Call the Midwife and the Gospel

I have a new post up at Her.meneutics, the Christianity Today women’s blog on the BBC series Call the Midwife, which I LOVED, purchased on DVD, and can’t wait to subject introduce my husband to. He is currently discovering the joys of Downton with me, and he liked the Anne of Green Gables/Avonlea miniseries ‘way back in the days, so I’m thinking he’ll like this one, too. Unfortunately for me his willingness to watch “chick” movies gives him reason to chide me when he wants me to watch some kind of comic book action movie with him and I’m all nah, I’d rather practice my Spanish by re-reading a translation of Pride & Prejudice…(an actual thing that I do.)

But ANYway, here is a snippet from the post. I hope you’ll pop over to the CT site and read it all. Meanwhile, I’m anxiously awaiting the availability of Jennifer Worth’s other two memoirs as Kindle books in the USA…in English. Not Spanish. At least not yet.

(Image via Wikipedia and used under fair-use guidelines)

While Downton is a story of life among Britain’s very wealthy; Midwife offers glimpses into life among London’s urban poor. It’s based upon three (somewhat fictionalized) memoirs by former midwife Jennifer Worth, who interned with an order of Anglican nuns providing community-based maternity care in the populous East End. A little universe of its own, the area she served comprised dockworkers and other laborers and their families living in crowded tenements—ten or twelve children in two-room flats—where access to contraception was rare, families were large, and births were frequent. In the 19th century, to give birth in this world was to put your life in the filthy and ignorant hands of an untrained midwife, like Charles Dickens’ Sairey Gamp, a gossiping drunk who, at a birth, was far more liability than asset.

By contrast, the midwives of Call the Midwife are spiritual giants. Anglican nuns in the order of St. Raymond Nonnatus, they campaigned for decades for proper training and legal oversight to regulate the practice of UK midwifery. In so doing, the aimed to make birth safer for ‘the least of these.’ Their advocacy went beyond working for policy change; they lived and made their home among the people they served, in “working conditions so disgusting, and […] work so relentless, that only those with a calling from God would wish to undertake it,” wrote Worth. From the mid-19th century until the founding of the National Health Service in 1949, St. Raymund’s sisters were the only reliable midwives working among this population. At the season’s beginning, newly trained midwife Jenny Lee (Jessica Raine) joins the sisters in their work, if not their religious commitment.

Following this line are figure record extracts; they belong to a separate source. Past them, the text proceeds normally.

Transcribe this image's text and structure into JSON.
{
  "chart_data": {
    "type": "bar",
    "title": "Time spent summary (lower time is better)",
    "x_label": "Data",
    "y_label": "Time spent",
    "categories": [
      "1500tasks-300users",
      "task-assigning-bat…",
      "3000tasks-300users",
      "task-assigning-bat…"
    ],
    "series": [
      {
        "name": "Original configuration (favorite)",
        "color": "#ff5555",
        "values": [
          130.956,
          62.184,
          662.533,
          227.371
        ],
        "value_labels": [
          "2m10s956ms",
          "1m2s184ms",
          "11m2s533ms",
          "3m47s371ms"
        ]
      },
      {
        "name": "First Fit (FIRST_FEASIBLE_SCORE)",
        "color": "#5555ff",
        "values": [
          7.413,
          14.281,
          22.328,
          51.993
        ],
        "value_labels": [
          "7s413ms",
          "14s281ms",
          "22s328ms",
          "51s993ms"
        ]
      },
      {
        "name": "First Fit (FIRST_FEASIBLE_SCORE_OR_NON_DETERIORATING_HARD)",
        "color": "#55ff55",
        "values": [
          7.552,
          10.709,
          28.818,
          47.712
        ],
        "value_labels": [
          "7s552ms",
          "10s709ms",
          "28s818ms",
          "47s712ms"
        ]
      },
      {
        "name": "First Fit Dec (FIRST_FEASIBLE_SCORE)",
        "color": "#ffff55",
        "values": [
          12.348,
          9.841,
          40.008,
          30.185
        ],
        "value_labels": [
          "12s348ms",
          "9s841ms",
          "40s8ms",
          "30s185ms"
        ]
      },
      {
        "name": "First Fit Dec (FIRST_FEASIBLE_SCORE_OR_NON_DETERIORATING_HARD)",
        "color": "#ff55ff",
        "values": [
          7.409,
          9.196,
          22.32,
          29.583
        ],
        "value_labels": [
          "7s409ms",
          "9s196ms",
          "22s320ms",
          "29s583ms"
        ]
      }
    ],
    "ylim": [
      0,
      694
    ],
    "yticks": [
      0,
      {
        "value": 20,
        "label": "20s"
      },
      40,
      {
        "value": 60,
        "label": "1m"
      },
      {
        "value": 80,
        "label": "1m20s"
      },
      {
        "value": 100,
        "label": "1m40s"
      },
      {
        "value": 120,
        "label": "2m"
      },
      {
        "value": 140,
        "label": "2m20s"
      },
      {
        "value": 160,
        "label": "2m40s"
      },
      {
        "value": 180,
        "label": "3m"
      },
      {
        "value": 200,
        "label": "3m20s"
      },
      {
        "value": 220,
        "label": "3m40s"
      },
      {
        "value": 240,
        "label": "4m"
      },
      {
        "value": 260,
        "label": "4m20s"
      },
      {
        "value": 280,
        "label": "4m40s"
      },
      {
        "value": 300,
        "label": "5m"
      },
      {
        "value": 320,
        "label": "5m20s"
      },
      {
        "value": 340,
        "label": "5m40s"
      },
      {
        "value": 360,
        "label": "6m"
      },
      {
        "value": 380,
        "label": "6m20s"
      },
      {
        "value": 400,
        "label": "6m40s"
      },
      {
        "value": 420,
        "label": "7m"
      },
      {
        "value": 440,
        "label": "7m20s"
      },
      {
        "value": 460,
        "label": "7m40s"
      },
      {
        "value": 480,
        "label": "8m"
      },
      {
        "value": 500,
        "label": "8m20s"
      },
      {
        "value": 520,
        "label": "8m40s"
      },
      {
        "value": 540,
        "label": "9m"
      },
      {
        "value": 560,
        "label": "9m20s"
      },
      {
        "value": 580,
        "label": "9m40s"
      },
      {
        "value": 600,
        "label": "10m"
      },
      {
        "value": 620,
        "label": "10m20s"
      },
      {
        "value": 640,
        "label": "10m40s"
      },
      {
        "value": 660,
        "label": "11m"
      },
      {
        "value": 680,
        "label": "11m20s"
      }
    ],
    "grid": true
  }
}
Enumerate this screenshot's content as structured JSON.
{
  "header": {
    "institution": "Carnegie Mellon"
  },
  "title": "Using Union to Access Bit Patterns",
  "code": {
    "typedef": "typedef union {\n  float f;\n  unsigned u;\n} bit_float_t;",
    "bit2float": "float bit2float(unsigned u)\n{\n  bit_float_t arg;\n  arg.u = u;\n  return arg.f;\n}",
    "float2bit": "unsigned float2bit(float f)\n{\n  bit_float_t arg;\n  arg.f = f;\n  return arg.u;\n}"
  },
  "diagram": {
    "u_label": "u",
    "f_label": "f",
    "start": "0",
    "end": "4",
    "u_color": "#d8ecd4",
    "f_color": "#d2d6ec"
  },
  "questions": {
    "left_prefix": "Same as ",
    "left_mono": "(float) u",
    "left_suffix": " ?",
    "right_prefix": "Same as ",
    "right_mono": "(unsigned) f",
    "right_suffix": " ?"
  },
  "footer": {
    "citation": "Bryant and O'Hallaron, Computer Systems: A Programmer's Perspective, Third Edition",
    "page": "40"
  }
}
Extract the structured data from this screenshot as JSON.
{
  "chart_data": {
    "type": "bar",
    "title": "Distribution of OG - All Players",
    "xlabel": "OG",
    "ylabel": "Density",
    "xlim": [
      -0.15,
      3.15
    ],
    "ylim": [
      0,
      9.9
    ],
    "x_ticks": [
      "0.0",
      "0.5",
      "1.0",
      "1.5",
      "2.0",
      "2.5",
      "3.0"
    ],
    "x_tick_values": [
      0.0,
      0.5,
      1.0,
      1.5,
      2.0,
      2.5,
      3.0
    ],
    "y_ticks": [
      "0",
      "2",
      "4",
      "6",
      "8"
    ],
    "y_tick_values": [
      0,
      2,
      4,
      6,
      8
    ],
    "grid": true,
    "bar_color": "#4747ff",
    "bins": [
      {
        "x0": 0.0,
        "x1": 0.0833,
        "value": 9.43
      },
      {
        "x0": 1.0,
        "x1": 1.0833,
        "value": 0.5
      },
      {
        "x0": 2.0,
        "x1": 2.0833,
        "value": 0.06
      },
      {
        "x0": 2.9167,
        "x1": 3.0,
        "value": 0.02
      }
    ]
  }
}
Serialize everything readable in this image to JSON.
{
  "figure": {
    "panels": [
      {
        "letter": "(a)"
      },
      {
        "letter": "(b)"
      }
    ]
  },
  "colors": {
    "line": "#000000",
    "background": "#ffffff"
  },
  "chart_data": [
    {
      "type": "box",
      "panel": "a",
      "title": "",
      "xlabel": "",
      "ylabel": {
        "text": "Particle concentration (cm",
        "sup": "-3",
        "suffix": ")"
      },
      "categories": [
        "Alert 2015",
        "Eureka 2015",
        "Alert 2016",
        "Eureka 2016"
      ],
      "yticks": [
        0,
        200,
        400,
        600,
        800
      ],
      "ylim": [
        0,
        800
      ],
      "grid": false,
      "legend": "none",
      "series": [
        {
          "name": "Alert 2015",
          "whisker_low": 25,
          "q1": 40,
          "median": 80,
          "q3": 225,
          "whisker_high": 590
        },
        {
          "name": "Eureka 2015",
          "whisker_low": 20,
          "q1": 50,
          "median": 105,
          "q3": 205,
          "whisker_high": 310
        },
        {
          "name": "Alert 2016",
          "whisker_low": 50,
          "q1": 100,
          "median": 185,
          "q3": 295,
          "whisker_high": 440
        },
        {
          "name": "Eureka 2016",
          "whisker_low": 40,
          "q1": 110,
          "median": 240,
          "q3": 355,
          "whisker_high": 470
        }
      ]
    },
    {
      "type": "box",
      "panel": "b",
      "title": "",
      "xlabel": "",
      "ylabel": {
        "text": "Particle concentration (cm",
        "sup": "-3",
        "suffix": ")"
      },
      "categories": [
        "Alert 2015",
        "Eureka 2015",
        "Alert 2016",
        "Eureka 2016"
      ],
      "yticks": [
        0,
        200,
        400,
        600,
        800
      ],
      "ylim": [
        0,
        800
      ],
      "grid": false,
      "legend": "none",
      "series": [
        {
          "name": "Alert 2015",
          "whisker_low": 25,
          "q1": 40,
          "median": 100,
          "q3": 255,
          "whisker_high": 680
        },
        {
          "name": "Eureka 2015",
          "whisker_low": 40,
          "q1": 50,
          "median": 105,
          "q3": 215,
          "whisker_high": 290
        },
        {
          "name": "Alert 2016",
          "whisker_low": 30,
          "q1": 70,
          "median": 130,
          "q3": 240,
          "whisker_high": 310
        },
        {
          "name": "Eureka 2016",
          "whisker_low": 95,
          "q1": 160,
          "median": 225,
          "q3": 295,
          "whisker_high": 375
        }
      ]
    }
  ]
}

4 thoughts on “Call the Midwife and the Gospel

  1. “From the mid-19th century until the founding of the National Health Service in 1949, St. Raymund’s sisters were the only reliable midwives working among this population.”

    So then these godly womens’ services were no longer needed when? Oh, yes– when the godless commie socialist big brother government death squad NHS took over…

    1. A-ha, good point, Dad. ACTUALLY, I was thinking that could be a whole post: why even though “the church” was serving the “least of these,” the NHS was still needed. Simple answer: because there were things that the nuns/the church couldn’t do. They couldn’t do C-sections for the woman whose pelvis had been rendered impassable by rickets. They didn’t have incubators for the preemies. And the women in that community couldn’t pay for such services themselves until the NHS. In the second episode, when the woman with the rachitic pelvis has her baby via C-section (after 4 obstructed labors/stillborns) the voiceover says “the NHS had given her the gift of motherhood” (or something to that effect.)

      1. Of course the NHS gave her the gift. The word from The Mountain is that giving gifts is the path to reelection!

  2. I recently discovered this series as well! Sadly I see so many children still born into that poverty with one exception. The love and passion and care of a community is no longer there.